Overall, the transaction is structured as a stock sale. When purchasing an asset, the buyer agrees to acquire certain assets and liabilities. This means that they only take on the chances of those specific assets.
Considering the pros and cons of an asset sale and a stock sale will assist the buyer or seller in determining which construction is best for their transaction.
Asset Sales
Through an asset sale, the seller continues as the legal owner of the entity. At the same time, the buyer obtains individual assets of the business, such as tools, fixtures, furniture, licenses, trade secrets, trade names, accounts payable and receivable, and more.
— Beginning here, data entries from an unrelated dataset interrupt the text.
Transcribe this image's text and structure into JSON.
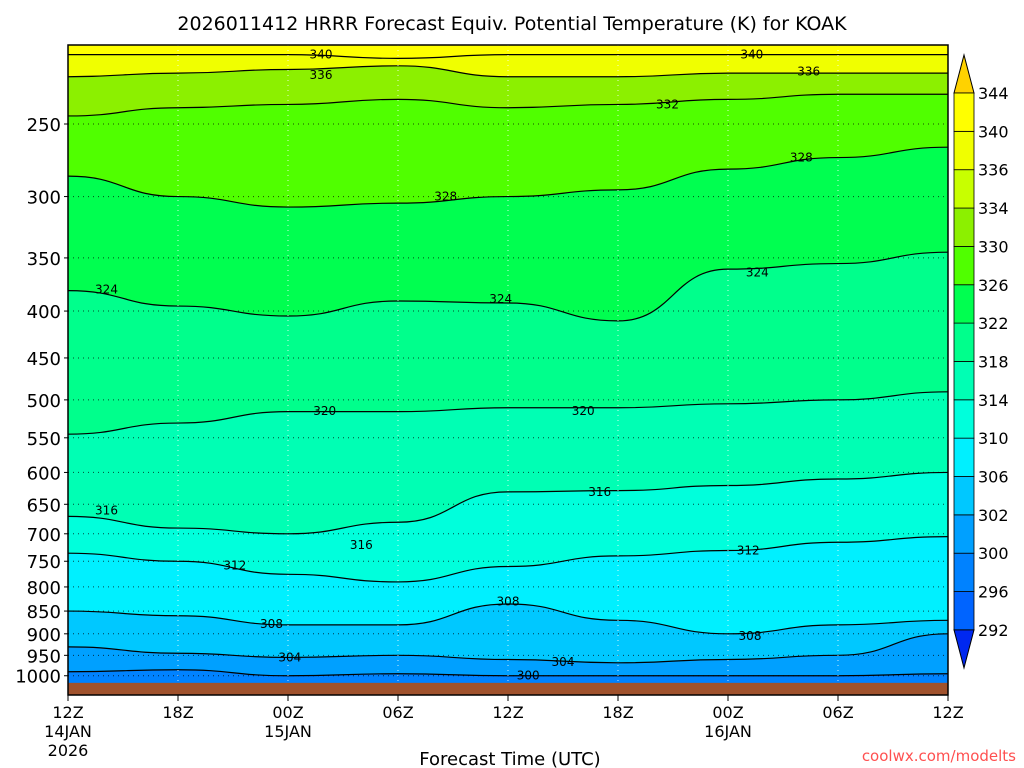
{
  "chart_data": {
    "type": "heatmap",
    "title": "2026011412 HRRR Forecast Equiv. Potential Temperature (K) for KOAK",
    "xlabel": "Forecast Time (UTC)",
    "ylabel": "",
    "credit": "coolwx.com/modelts",
    "x_hours": [
      0,
      6,
      12,
      18,
      24,
      30,
      36,
      42,
      48
    ],
    "x_tick_labels": [
      [
        "12Z",
        "14JAN",
        "2026"
      ],
      [
        "18Z"
      ],
      [
        "00Z",
        "15JAN"
      ],
      [
        "06Z"
      ],
      [
        "12Z"
      ],
      [
        "18Z"
      ],
      [
        "00Z",
        "16JAN"
      ],
      [
        "06Z"
      ],
      [
        "12Z"
      ]
    ],
    "y_ticks": [
      250,
      300,
      350,
      400,
      450,
      500,
      550,
      600,
      650,
      700,
      750,
      800,
      850,
      900,
      950,
      1000
    ],
    "ylim_hpa": [
      200,
      1050
    ],
    "y_scale": "log",
    "ground_pressure_hpa": 1018,
    "colorbar": {
      "levels": [
        292,
        296,
        300,
        302,
        306,
        310,
        314,
        318,
        322,
        326,
        330,
        334,
        336,
        340,
        344
      ],
      "colors": [
        "#0046ff",
        "#0064ff",
        "#0082ff",
        "#00a0ff",
        "#00c8ff",
        "#00f0ff",
        "#00ffdc",
        "#00ffb4",
        "#00ff8c",
        "#00ff50",
        "#50ff00",
        "#8cf000",
        "#c8ff00",
        "#f0ff00",
        "#ffff00"
      ],
      "under_color": "#0028f0",
      "over_color": "#ffd200"
    },
    "contours": [
      {
        "level": 340,
        "pressure_hpa": [
          210,
          210,
          210,
          212,
          210,
          210,
          210,
          210,
          210
        ]
      },
      {
        "level": 336,
        "pressure_hpa": [
          222,
          220,
          218,
          216,
          222,
          222,
          220,
          220,
          220
        ]
      },
      {
        "level": 332,
        "pressure_hpa": [
          245,
          240,
          238,
          235,
          240,
          238,
          235,
          232,
          232
        ]
      },
      {
        "level": 328,
        "pressure_hpa": [
          285,
          300,
          308,
          305,
          300,
          295,
          280,
          272,
          265
        ]
      },
      {
        "level": 324,
        "pressure_hpa": [
          380,
          395,
          405,
          390,
          392,
          410,
          360,
          355,
          345
        ]
      },
      {
        "level": 320,
        "pressure_hpa": [
          545,
          530,
          515,
          515,
          510,
          510,
          505,
          500,
          490
        ]
      },
      {
        "level": 316,
        "pressure_hpa": [
          670,
          690,
          700,
          680,
          630,
          628,
          620,
          610,
          600
        ]
      },
      {
        "level": 312,
        "pressure_hpa": [
          735,
          750,
          775,
          790,
          760,
          740,
          730,
          715,
          705
        ]
      },
      {
        "level": 308,
        "pressure_hpa": [
          850,
          860,
          880,
          880,
          835,
          870,
          900,
          880,
          870
        ]
      },
      {
        "level": 304,
        "pressure_hpa": [
          930,
          945,
          955,
          950,
          960,
          968,
          960,
          950,
          900
        ]
      },
      {
        "level": 300,
        "pressure_hpa": [
          990,
          985,
          1000,
          995,
          1000,
          1000,
          1000,
          1000,
          995
        ]
      }
    ],
    "contour_labels": [
      {
        "text": "340",
        "hour": 13.8,
        "p": 210
      },
      {
        "text": "340",
        "hour": 37.3,
        "p": 210
      },
      {
        "text": "336",
        "hour": 13.8,
        "p": 221
      },
      {
        "text": "336",
        "hour": 40.4,
        "p": 219
      },
      {
        "text": "332",
        "hour": 32.7,
        "p": 238
      },
      {
        "text": "328",
        "hour": 40.0,
        "p": 272
      },
      {
        "text": "328",
        "hour": 20.6,
        "p": 300
      },
      {
        "text": "324",
        "hour": 2.1,
        "p": 379
      },
      {
        "text": "324",
        "hour": 23.6,
        "p": 388
      },
      {
        "text": "324",
        "hour": 37.6,
        "p": 363
      },
      {
        "text": "320",
        "hour": 14.0,
        "p": 514
      },
      {
        "text": "320",
        "hour": 28.1,
        "p": 514
      },
      {
        "text": "316",
        "hour": 2.1,
        "p": 660
      },
      {
        "text": "316",
        "hour": 16.0,
        "p": 720
      },
      {
        "text": "316",
        "hour": 29.0,
        "p": 630
      },
      {
        "text": "312",
        "hour": 9.1,
        "p": 758
      },
      {
        "text": "312",
        "hour": 37.1,
        "p": 730
      },
      {
        "text": "308",
        "hour": 11.1,
        "p": 878
      },
      {
        "text": "308",
        "hour": 24.0,
        "p": 830
      },
      {
        "text": "308",
        "hour": 37.2,
        "p": 905
      },
      {
        "text": "304",
        "hour": 12.1,
        "p": 955
      },
      {
        "text": "304",
        "hour": 27.0,
        "p": 966
      },
      {
        "text": "300",
        "hour": 25.1,
        "p": 1000
      }
    ]
  }
}
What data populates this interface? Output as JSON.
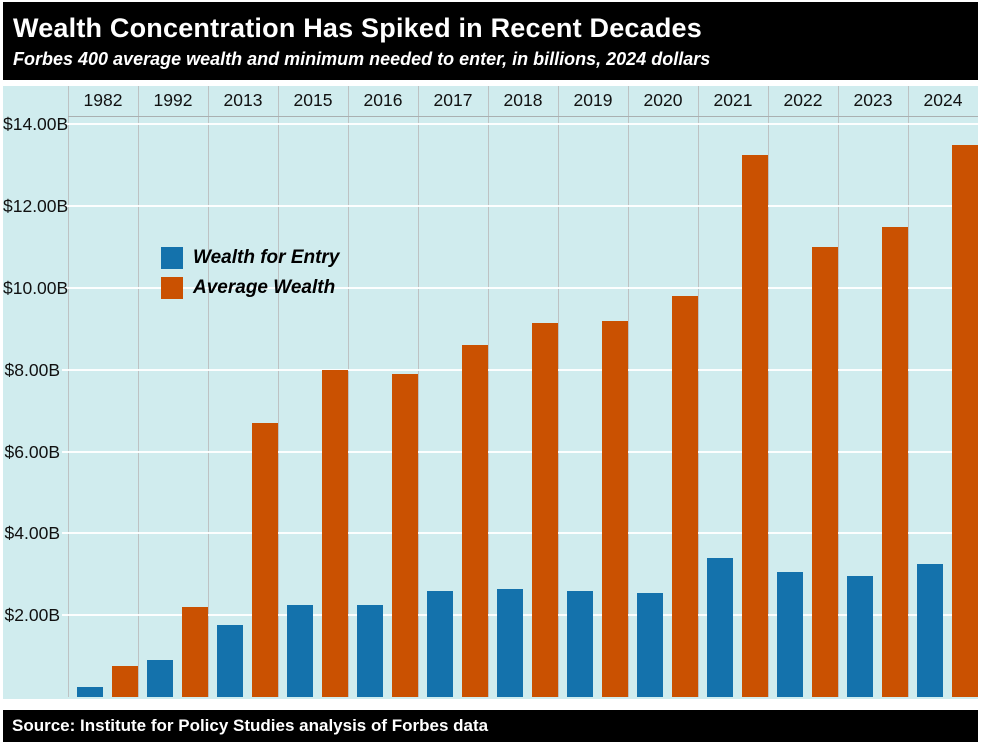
{
  "header": {
    "title": "Wealth Concentration Has Spiked in Recent Decades",
    "subtitle": "Forbes 400 average wealth and minimum needed to enter, in billions, 2024 dollars"
  },
  "footer": {
    "source": "Source: Institute for Policy Studies analysis of Forbes data"
  },
  "colors": {
    "header_bg": "#000000",
    "header_text": "#ffffff",
    "chart_bg": "#d0ecee",
    "entry_blue": "#1472ac",
    "average_orange": "#ca5101",
    "h_gridline": "#ffffff",
    "v_gridline": "#bdc2c3"
  },
  "chart_data": {
    "type": "bar",
    "title": "Wealth Concentration Has Spiked in Recent Decades",
    "subtitle": "Forbes 400 average wealth and minimum needed to enter, in billions, 2024 dollars",
    "categories": [
      "1982",
      "1992",
      "2013",
      "2015",
      "2016",
      "2017",
      "2018",
      "2019",
      "2020",
      "2021",
      "2022",
      "2023",
      "2024"
    ],
    "series": [
      {
        "name": "Wealth for Entry",
        "color": "#1472ac",
        "values": [
          0.25,
          0.9,
          1.75,
          2.25,
          2.25,
          2.6,
          2.65,
          2.6,
          2.55,
          3.4,
          3.05,
          2.95,
          3.25
        ]
      },
      {
        "name": "Average Wealth",
        "color": "#ca5101",
        "values": [
          0.75,
          2.2,
          6.7,
          8.0,
          7.9,
          8.6,
          9.15,
          9.2,
          9.8,
          13.25,
          11.0,
          11.5,
          13.5
        ]
      }
    ],
    "unit": "billions of 2024 dollars",
    "ylim": [
      0,
      14.2
    ],
    "y_ticks": [
      {
        "value": 2,
        "label": "$2.00B"
      },
      {
        "value": 4,
        "label": "$4.00B"
      },
      {
        "value": 6,
        "label": "$6.00B"
      },
      {
        "value": 8,
        "label": "$8.00B"
      },
      {
        "value": 10,
        "label": "$10.00B"
      },
      {
        "value": 12,
        "label": "$12.00B"
      },
      {
        "value": 14,
        "label": "$14.00B"
      }
    ],
    "grid": true,
    "x_axis_position": "top",
    "legend_position": "inside-upper-left"
  }
}
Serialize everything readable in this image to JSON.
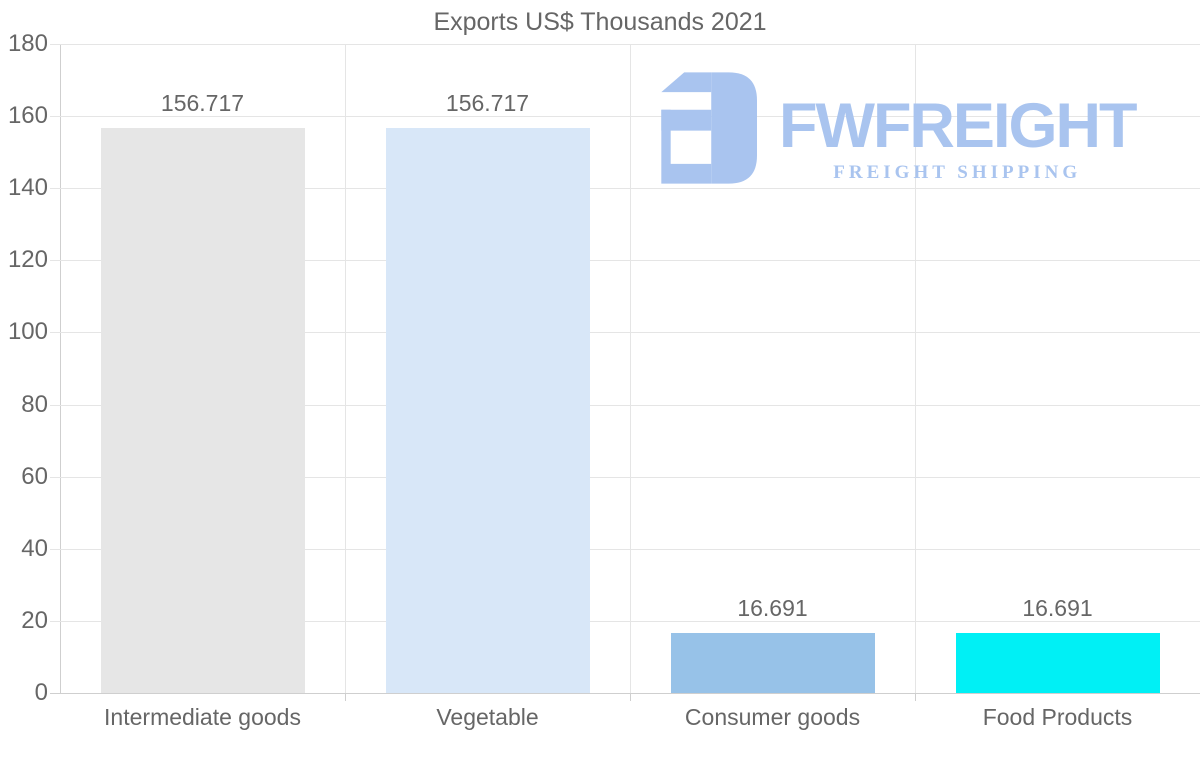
{
  "chart_data": {
    "type": "bar",
    "title": "Exports US$ Thousands 2021",
    "categories": [
      "Intermediate goods",
      "Vegetable",
      "Consumer goods",
      "Food Products"
    ],
    "values": [
      156.717,
      156.717,
      16.691,
      16.691
    ],
    "value_labels": [
      "156.717",
      "156.717",
      "16.691",
      "16.691"
    ],
    "bar_colors": [
      "#e6e6e6",
      "#d8e7f8",
      "#97c2e8",
      "#00f0f5"
    ],
    "ylim": [
      0,
      180
    ],
    "ytick_step": 20,
    "ytick_labels": [
      "0",
      "20",
      "40",
      "60",
      "80",
      "100",
      "120",
      "140",
      "160",
      "180"
    ],
    "grid": "horizontal gridlines + vertical category separators",
    "legend": false,
    "xlabel": "",
    "ylabel": ""
  },
  "watermark": {
    "wordmark": "FWFREIGHT",
    "subtitle": "FREIGHT SHIPPING",
    "icon": "fwfreight-mirrored-f-mark",
    "color": "#a9c4ef"
  },
  "style": {
    "text_color": "#666666",
    "gridline_color": "#e5e5e5",
    "axis_color": "#cfcfcf",
    "background": "#ffffff"
  }
}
The purchaser can command which, if any, liabilities it is going to deal with in the transaction.
Buyers like asset sales since it enables a buyer to get wanted assets and leave undesired assets behind with the dealer. In particular, this gives a buyer the chance to decrease its risk of finding unknown liabilities of the received business, particularly contingent liabilities in the form of stock liability, contract disputes, product warranty problems, or employee lawsuits.
However, asset sales may also give difficulties for buyers. Several assets are more complicated to transfer due to assignability, legal ownership, and third-party consents.
Sharing records in an asset sale often will need third-party authorization since the party to the contract will change. For example, government approvals or filings can be required to complete several intellectual property transfers or agreements, and government permits may be non-transferable.
Stock Sales
In a stock sale, instead of picking particular assets and liabilities to acquire, the buyer receives an ownership stake in the whole business, including both the assets and liabilities of the business.
The company’s legal status simply stays the same, and the company’s name, operations, contracts, etc., all stay in place unless otherwise considered by the purchase agreement.
Most guarantees the seller has, such as leases and permits, transfer automatically to the new buyer.
Marketers often give their preference to stock sales because taxes are applied to the profits at a lower capital gains rate. In C-corporations, corporate-level taxes are avoided, preventing double taxation.
Who to Apply to?
Here is where Leo Berwick comes to help you solve the dilemma between asset sales vs stock sales. Leo Berwick is a consulting agency with professional staff who are simply leaders in their firm. Their company provides solutions to the most difficult questions and concerns that you may have about the tax landscape.
There are always two sides to the coin. Sellers are less effective for future liabilities, such as product responsibility claims, contract claims, employee lawsuits, pensions, and benefit plans. On the other hand, with stock sales, buyers lose the capacity to gain stepped-up security in the assets and do not re-depreciate particular assets. Professionals at Leo Berwick will help you understand the pros and cons of each process and choose the most favorable option for you.